Les principaux déterminants du découplage

Section 1. Le niveau de développement

1.2. Rôle du progrès technique dans un processus de découplage

1.2.3. Analyse empirique des déterminants technologiques du découplage

Après avoir analysé théoriquement les facteurs technologiques susceptibles de favoriser le découplage, nous proposons dans cette sous-section une analyse empirique des déterminants technologiques du découplage. Nous appelons ici déterminants technologiques du découplage, tout facteur contribuant au processus d’innovation technologique. Pour cette analyse, nous avons fait une régression sur les valeurs de découplage entre 1980 et 2005 trouvées dans notre étude dans le cas des émissions de dioxyde de carbone pour 94 des 124 pays étudiés (infra tableau 2, chapitre 2). Les critères utilisés dans le choix de ces variables explicatives ont trait à la fois à leur pertinence et à la disponibilité des données pour un maximum de pays possible47. Toutes les données sur les variables explicatives proviennent du rapport Environnemental Sustainability Index (ESI) de 2005 à l’exception du niveau de richesse qui est calculé à partir des données de l’U.S Department of Agriculture (USDA). Ces variables sont au nombre de cinq : l’indice d’accès au numérique (DAI), l’efficacité énergétique (ENEFF), le niveau de richesse (PIB/ tête), le taux de scolarisation tertiaire (ENROL) et le taux d’achèvement féminin du cycle primaire (PECR).

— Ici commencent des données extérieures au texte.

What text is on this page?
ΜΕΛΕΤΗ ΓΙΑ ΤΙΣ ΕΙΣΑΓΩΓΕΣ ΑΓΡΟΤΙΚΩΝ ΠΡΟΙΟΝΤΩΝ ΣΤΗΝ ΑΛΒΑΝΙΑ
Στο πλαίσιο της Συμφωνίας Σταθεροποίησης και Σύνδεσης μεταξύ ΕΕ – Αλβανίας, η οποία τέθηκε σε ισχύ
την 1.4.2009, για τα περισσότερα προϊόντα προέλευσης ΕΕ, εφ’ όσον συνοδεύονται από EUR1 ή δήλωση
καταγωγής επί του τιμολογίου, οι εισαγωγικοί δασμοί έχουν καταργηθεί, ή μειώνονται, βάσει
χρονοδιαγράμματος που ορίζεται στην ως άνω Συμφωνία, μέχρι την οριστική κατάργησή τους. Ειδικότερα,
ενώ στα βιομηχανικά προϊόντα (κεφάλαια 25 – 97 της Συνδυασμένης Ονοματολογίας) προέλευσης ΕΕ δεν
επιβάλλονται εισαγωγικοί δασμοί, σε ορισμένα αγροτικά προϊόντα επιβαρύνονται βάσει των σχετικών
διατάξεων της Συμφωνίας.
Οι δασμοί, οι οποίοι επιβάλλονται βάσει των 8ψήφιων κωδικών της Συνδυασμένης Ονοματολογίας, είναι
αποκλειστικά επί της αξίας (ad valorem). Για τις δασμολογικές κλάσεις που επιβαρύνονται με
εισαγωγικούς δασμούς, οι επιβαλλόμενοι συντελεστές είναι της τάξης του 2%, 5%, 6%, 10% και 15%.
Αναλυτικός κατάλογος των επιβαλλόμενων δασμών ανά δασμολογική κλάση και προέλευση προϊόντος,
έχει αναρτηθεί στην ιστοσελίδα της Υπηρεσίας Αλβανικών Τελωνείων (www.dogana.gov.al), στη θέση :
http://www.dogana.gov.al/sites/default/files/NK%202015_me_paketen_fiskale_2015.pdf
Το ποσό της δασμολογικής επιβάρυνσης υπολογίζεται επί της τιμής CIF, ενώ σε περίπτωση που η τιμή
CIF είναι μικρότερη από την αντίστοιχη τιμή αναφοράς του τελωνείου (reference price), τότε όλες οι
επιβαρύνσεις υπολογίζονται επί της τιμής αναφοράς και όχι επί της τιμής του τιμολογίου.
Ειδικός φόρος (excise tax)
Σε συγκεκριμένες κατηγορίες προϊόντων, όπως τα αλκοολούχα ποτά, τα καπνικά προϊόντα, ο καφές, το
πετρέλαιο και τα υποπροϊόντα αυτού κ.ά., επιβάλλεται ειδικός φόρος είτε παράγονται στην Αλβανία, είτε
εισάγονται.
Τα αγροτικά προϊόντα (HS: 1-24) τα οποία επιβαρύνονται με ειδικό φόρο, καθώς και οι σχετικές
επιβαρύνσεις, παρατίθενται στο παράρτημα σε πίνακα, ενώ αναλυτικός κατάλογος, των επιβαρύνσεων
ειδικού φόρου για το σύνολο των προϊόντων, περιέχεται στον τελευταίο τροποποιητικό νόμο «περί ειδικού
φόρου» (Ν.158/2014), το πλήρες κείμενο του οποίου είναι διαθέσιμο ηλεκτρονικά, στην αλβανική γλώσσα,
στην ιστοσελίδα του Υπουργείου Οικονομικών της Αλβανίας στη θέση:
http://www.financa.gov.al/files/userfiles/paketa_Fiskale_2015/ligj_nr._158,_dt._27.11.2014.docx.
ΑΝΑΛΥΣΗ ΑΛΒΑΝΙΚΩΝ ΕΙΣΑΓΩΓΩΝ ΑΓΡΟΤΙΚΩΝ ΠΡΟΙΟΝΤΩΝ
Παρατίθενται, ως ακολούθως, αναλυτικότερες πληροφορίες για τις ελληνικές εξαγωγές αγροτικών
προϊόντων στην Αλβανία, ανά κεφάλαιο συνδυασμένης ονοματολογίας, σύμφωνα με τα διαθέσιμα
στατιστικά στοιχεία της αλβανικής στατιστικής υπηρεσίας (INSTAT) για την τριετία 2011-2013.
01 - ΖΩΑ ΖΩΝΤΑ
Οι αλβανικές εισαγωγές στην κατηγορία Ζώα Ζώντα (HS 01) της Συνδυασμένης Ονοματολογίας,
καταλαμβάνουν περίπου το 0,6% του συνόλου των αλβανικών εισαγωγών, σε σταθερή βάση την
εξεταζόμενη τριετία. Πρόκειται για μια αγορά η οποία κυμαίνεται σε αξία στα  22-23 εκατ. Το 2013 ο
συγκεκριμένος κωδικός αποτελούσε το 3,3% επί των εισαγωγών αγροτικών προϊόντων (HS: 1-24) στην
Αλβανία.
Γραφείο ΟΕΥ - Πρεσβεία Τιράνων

Indice d’accès au numérique :

Compris entre 0 et 1, l’indice d’accès au numérique est un indice composite de plusieurs variables. Il est composé de la moyenne pondérée des variables telles que les infrastructures disponibles, la capacité technologique, le niveau des connaissances, la qualité des services, etc. liées au développement et à l’utilisation des technologies d’information et de communication (rapport ESI, 2005, p. 323). Une valeur élevée de cet indice peut montrer que le pays dispose des capacités techniques et technologiques pour développer les innovations

47 Pour des raisons de disponibilités des données, nous n’avons pu recueillir que les données de 94 pays sur 124. Cependant, d’un point de vue économétrique, cela n’a quasiment pas d’impact sur la robustesse des résultats de nos régressions, car le degré de liberté reste toujours élevé (94-6 = 88).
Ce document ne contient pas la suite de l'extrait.